I had this one terrible moment on the road when I realized that it was getting late, I needed to find a room for the night, I was wearier than I'd expected, and the only people anywhere near me whose English I was sure I could follow were the Indian immigrants running the gas station and convenience store.

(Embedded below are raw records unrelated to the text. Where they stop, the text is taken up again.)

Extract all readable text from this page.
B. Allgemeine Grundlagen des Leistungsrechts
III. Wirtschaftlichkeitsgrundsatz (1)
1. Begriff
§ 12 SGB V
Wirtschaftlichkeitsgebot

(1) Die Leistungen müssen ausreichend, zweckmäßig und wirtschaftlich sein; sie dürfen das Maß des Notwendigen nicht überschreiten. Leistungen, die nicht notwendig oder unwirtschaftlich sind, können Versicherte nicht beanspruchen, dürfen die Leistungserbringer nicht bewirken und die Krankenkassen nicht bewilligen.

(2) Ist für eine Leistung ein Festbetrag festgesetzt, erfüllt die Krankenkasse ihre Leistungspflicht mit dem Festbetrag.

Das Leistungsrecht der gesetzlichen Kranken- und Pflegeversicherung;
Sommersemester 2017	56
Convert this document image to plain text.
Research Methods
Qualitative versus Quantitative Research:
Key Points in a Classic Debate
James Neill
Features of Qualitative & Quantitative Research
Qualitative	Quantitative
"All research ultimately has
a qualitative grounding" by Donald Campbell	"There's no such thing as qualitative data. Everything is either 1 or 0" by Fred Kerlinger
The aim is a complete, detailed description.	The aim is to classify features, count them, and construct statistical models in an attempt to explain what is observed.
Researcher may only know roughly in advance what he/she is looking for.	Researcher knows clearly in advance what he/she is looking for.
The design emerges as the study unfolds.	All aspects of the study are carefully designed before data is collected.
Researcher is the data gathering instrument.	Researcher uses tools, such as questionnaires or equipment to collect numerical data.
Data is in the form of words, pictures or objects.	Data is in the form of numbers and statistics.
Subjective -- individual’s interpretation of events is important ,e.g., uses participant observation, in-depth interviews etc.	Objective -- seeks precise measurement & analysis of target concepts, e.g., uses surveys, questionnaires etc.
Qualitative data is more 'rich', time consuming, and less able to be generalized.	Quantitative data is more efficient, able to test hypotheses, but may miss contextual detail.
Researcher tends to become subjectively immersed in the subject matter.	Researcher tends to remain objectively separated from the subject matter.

#65 ::: Gerard Jones ::: (view all by) ::: August 12, 2003, 11:29 AM:

Thanks for mentioning my little list, boys and girls. I'm sure I've left a few people off and I may even have gotten a thing or two wrong here and there, which I'd be grateful to hear about and glad to fix, but where else are you gonna get current, up-to-date contact information for over 2,000 literary agents, editors and publishers--around 600 or so with websites--for free? My personality is my personality. I like it. G.

#66 ::: Holly ::: (view all by) ::: August 12, 2003, 05:25 PM:

Oh, dear God. I did it now. I should have remembered about webcrawlers.

#67 ::: Gerard Jones ::: (view all by) ::: August 12, 2003, 10:26 PM:

"I was just really put off by his snarky attitude and name-calling in the guise of 'humor.'"

Snarkiness is in the eye of the beholderess. Name-calling is name-calling, it's not in the "guise" of anything.

"And he repeatedly printed the email addresses of people who asked him not to, claiming that no one has the right to stop their email addresses from being published..."

I didn't claim anything, an e-mail address is an e-mail address.

"I figure it's only a matter of time until you can choose where or when your web address is printed, as well."

So much for Google; it was cool while it lasted. G.

#68 ::: Jeremy Leader - comment spam alert! ::: (view all by) ::: November 29, 2003, 01:10 PM:

Interesting; did Mr. O'Neill pick this topic, quiescent for three months, at random?

#69 ::: Teresa Nielsen Hayden ::: (view all by) ::: November 29, 2003, 07:40 PM:

I don't know -- but he won't be picking one of mine again.

Thank you, Jeremy. Thank you, MT Blacklist.